Do Japanese children’s shoes fit? The Austrian research team Children’s Feet – Children’s Shoes went to Japan to test the fit of preschoolers’ shoes in May 2017. The team’s research has shown that wearing too-short shoes damages children’s feet. The experts have examined around 10,000 children in seven European countries, and travelled to Japan this year to continue their research.
The project in Tokyo und Nagano included nine preschools and 620 children. Working with Clemens Hagen, an Austrian orthopedic shoemaker who has lived and worked in Japan for over 20 years, the team had a look at preschoolers and the fit of their shoes.

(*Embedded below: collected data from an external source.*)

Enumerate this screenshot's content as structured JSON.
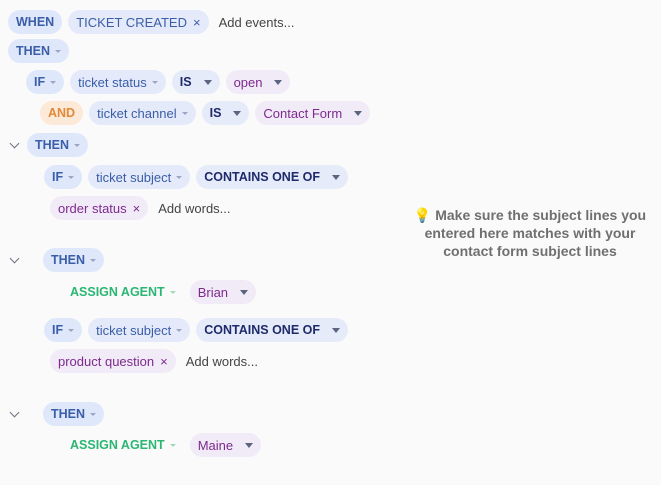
{
  "rule": {
    "when_label": "WHEN",
    "trigger": "TICKET CREATED",
    "add_events": "Add events...",
    "then_label": "THEN",
    "if_label": "IF",
    "and_label": "AND",
    "is_label": "IS",
    "contains_label": "CONTAINS ONE OF",
    "assign_label": "ASSIGN AGENT",
    "add_words": "Add words...",
    "field_status": "ticket status",
    "value_status": "open",
    "field_channel": "ticket channel",
    "value_channel": "Contact Form",
    "field_subject": "ticket subject",
    "word_1": "order status",
    "agent_1": "Brian",
    "word_2": "product question",
    "agent_2": "Maine"
  },
  "tip": {
    "icon": "lightbulb-icon",
    "text": "Make sure the subject lines you entered here matches with your contact form subject lines"
  },
  "icons": {
    "remove": "×"
  }
}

- 72.1% were wearing too-short street shoes
- 81.6% had too-small indoor shoes
Dr. Wieland Kinz, the team’s project head: “These results correspond to the findings of our European studies. In Japan, like in Europe, children’s feet are suffering damage that would be easily preventable.”

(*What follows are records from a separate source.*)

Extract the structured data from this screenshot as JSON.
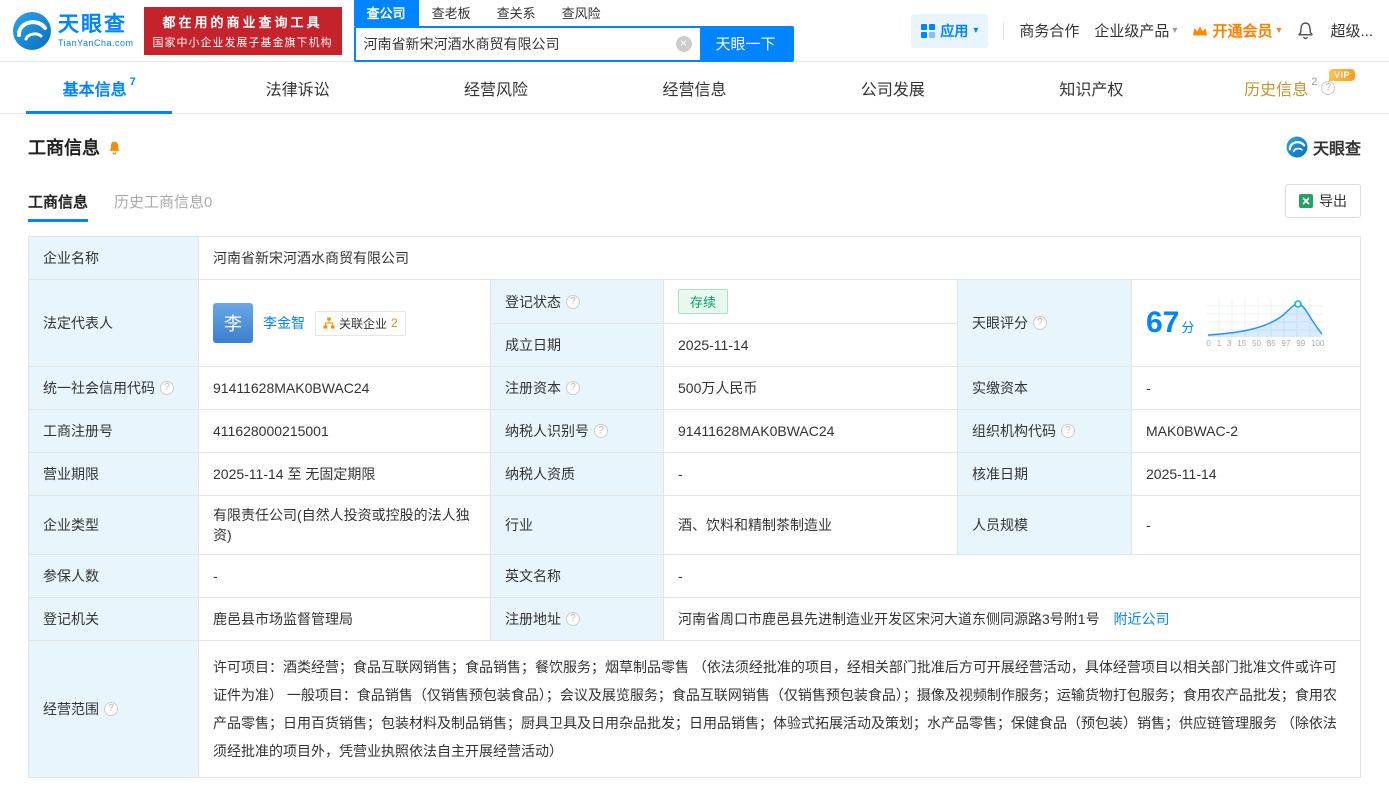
{
  "colors": {
    "brand_blue": "#0084ff",
    "promo_red": "#c5232c",
    "vip_orange": "#ff8a00",
    "status_green": "#00a664",
    "history_tab_orange": "#c9922f",
    "label_cell_bg": "#e9f5fd"
  },
  "icons": {
    "question": "?",
    "clear": "×",
    "caret_down": "▾"
  },
  "header": {
    "logo_title": "天眼查",
    "logo_domain": "TianYanCha.com",
    "promo_line1": "都在用的商业查询工具",
    "promo_line2": "国家中小企业发展子基金旗下机构",
    "search_tabs": [
      {
        "label": "查公司"
      },
      {
        "label": "查老板"
      },
      {
        "label": "查关系"
      },
      {
        "label": "查风险"
      }
    ],
    "search_value": "河南省新宋河酒水商贸有限公司",
    "search_button": "天眼一下",
    "apps_label": "应用",
    "biz_coop": "商务合作",
    "enterprise_product": "企业级产品",
    "open_vip": "开通会员",
    "super_vip": "超级..."
  },
  "nav_tabs": [
    {
      "label": "基本信息",
      "count": "7"
    },
    {
      "label": "法律诉讼",
      "count": ""
    },
    {
      "label": "经营风险",
      "count": ""
    },
    {
      "label": "经营信息",
      "count": ""
    },
    {
      "label": "公司发展",
      "count": ""
    },
    {
      "label": "知识产权",
      "count": ""
    },
    {
      "label": "历史信息",
      "count": "2",
      "badge": "VIP"
    }
  ],
  "section": {
    "title": "工商信息",
    "brand": "天眼查",
    "tab_current": "工商信息",
    "tab_history": "历史工商信息0",
    "export_label": "导出"
  },
  "table": {
    "labels": {
      "name": "企业名称",
      "legal_rep": "法定代表人",
      "reg_status": "登记状态",
      "establish_date": "成立日期",
      "score": "天眼评分",
      "credit_code": "统一社会信用代码",
      "reg_capital": "注册资本",
      "paid_capital": "实缴资本",
      "reg_number": "工商注册号",
      "taxpayer_id": "纳税人识别号",
      "org_code": "组织机构代码",
      "business_term": "营业期限",
      "taxpayer_quality": "纳税人资质",
      "approval_date": "核准日期",
      "company_type": "企业类型",
      "industry": "行业",
      "staff_size": "人员规模",
      "insured_count": "参保人数",
      "english_name": "英文名称",
      "reg_authority": "登记机关",
      "address": "注册地址",
      "business_scope": "经营范围"
    },
    "values": {
      "name": "河南省新宋河酒水商贸有限公司",
      "legal_rep_avatar": "李",
      "legal_rep_name": "李金智",
      "related_label": "关联企业",
      "related_count": "2",
      "reg_status": "存续",
      "establish_date": "2025-11-14",
      "score_value": "67",
      "score_unit": "分",
      "score_axis": [
        "0",
        "1",
        "3",
        "15",
        "50",
        "85",
        "97",
        "99",
        "100"
      ],
      "credit_code": "91411628MAK0BWAC24",
      "reg_capital": "500万人民币",
      "paid_capital": "-",
      "reg_number": "411628000215001",
      "taxpayer_id": "91411628MAK0BWAC24",
      "org_code": "MAK0BWAC-2",
      "business_term": "2025-11-14 至 无固定期限",
      "taxpayer_quality": "-",
      "approval_date": "2025-11-14",
      "company_type": "有限责任公司(自然人投资或控股的法人独资)",
      "industry": "酒、饮料和精制茶制造业",
      "staff_size": "-",
      "insured_count": "-",
      "english_name": "-",
      "reg_authority": "鹿邑县市场监督管理局",
      "address": "河南省周口市鹿邑县先进制造业开发区宋河大道东侧同源路3号附1号",
      "nearby_link": "附近公司",
      "business_scope": "许可项目：酒类经营；食品互联网销售；食品销售；餐饮服务；烟草制品零售 （依法须经批准的项目，经相关部门批准后方可开展经营活动，具体经营项目以相关部门批准文件或许可证件为准） 一般项目：食品销售（仅销售预包装食品）；会议及展览服务；食品互联网销售（仅销售预包装食品）；摄像及视频制作服务；运输货物打包服务；食用农产品批发；食用农产品零售；日用百货销售；包装材料及制品销售；厨具卫具及日用杂品批发；日用品销售；体验式拓展活动及策划；水产品零售；保健食品（预包装）销售；供应链管理服务 （除依法须经批准的项目外，凭营业执照依法自主开展经营活动）"
    }
  }
}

The research team recommends checking the fit of kids’ shoes regularly to make sure they have at least 12mm extra space at the toe. There are two ways to do this:
- To make a cardboard template, trace an outline of the foot, add 12 mm to the longest toe, then cut out a strip about two fingers wide. If the template lies flat in the shoe, then the shoe is long enough.
- Or use the plus12, a tool the team developed for measuring the inside length of shoes.
The team will be analyzing further data to determine the status of podiatric damage caused by ill-fitting shoes. An investigation into the fit of kids’ shoes in the next age group (elementary school) is planned.